Aktuell laufen nun erste Versuche, die Munition vor der Ostseeküste zu bergen. Doch weil die Arbeiten selbst weitere giftige Stoffe freisetzen könnten, kreuzt das Forschungsschiff "Alkor" seit Tagen in der Lübecker Bucht vor Neustadt (Kreis Ostholstein). Es fährt immer wieder verschiedene Munitionshaufen an. An Bord sind Forschende vom Geomar Helmholtz-Zentrum für Ozeanforschung in Kiel.
Meeresboden wird per Sonar kartiert
Per Kran wird "Kalle" vom Forschungsschiff ins Wasser gelassen. "Kalle" nennen die Forschenden hier ein Sonar-Unterwasserfahrzeug. Es hat drei gelbe, torpedoförmige Schwimmkörper, Propeller für den Antrieb und ist so groß wie ein Kleinwagen. Kalle wird gleich in einigen Metern Höhe über den Meeresboden schweben und ihn per Sonar kartieren. So wie schon vor einigen Wochen, bevor die ersten Bergungsarbeiten von Munitionsresten starten. Jetzt - kurz nach der Bergung - wollen die Forschenden herausfinden, wie sich der Meeresgrund samt Munitionsresten verändert hat.
"Die Munition, die da seit 80 Jahren liegt, muss mechanisch mit Greifarmen angefasst werden. Die Metallhüllen sind zum Beispiel schon stark durchkorrodiert, und kleine Munition kann ich mit so einem hydraulischen Greifer schnell kaputt machen", erklärt der Wissenschaftliche Leiter von Geomar, Jens Greinert. Sein Team wolle herausfinden, in welchem Ausmaß bei der Räumung giftige Stoffe freigesetzt werden.
Sedimentproben bringen Hinweise auf Schadstoffe
Schadstoffe wie der Sprengstoff TNT könnten in der ohnehin schon stark belasteten Ostsee großen Schaden anrichten, wie der Forscher sagt. "Also die Gefahr ist, wenn sich diese sprengstofftypischen TNT-Umbauprodukte, BND, Benzolringe usw. in die Umwelt absetzen, sind sie toxisch - karzenogen und mutagen", erklärt Greinert.
Um das Ausmaß der Belastung durch die Bergungsarbeiten genauer zu erforschen, nimmt das Forscherteam auch Sedimentproben inklusive Würmern, Muscheln und kleinen Krebsen.

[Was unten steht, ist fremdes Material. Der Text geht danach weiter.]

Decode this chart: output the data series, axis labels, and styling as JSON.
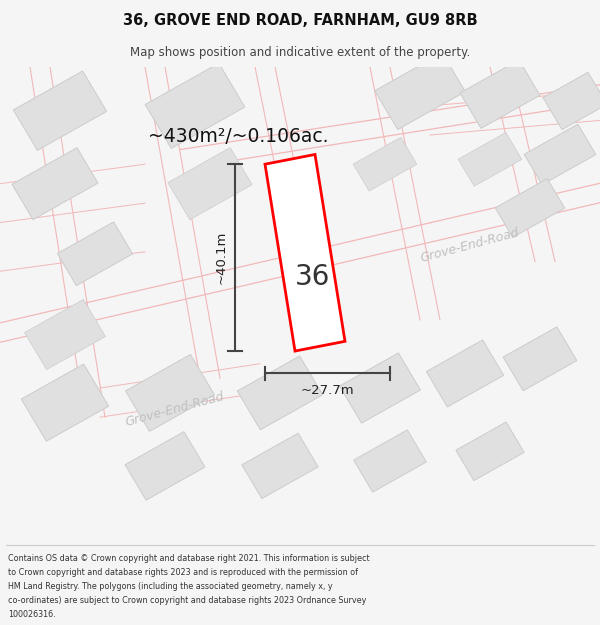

Mit einer Greifschaufel werden sie von einem Wissenschaftler an Bord geholt. "Hier ist genau 0,1 Quadratmeter Sediment. Das waschen wir durch ein Sieb und filtern die Tierchen heraus. Und dann an Land im Labor bestimmen wir unter dem Mikroskop alle Arten und die Anzahl", so einer der Wissenschaftler. Dadurch könne man die Biomasse messen und mit statistischer Analyse erfassen, ob die Munitionsbergung das Ökosystem beeinträchtigt oder nicht. Auch Wasserproben nehmen die Wissenschaftler und untersuchen sie auf Schadstoffe - ebenfalls einmal vor der Bergung und danach.
Sonar-Karten liefern erste Ergebnisse
"Kalle" ist nach seiner Erkundungsfahrt inzwischen wieder an Bord. Das Sonar-Gerät habe interessante Ergebnisse geliefert, sagt Werkstudent Melf Starck Johann. "Wir dachten, es liegen hier einfach nur auf einer Ebene Munitionskisten auf dem Meeresboden, aber darunter liegen metertief noch viel mehr. Die haben wir gar nicht gesehen." Insgesamt gehen die Forschenden von 400 Munitionshaufen allein in der Lübecker Bucht aus - mit 35.000 Tonnen verklappter Weltkriegsmunition.
Nach einer ersten Sichtung von "Kalles" Karten vom Meeresboden rechnet der leitende Wissenschaftler Jens Greinert nicht mit erheblichen Gefahren durch die Munitionsbergung. "Ich würde davon ausgehen, dass da jetzt keine große Belastung ist." Diese These soll laut Greinert nun durch eine genauere Untersuchung der Sedimente und Wasserproben und mit Hilfe einer weiteren Forschungsfahrt im Frühjahr 2025 geprüft werden.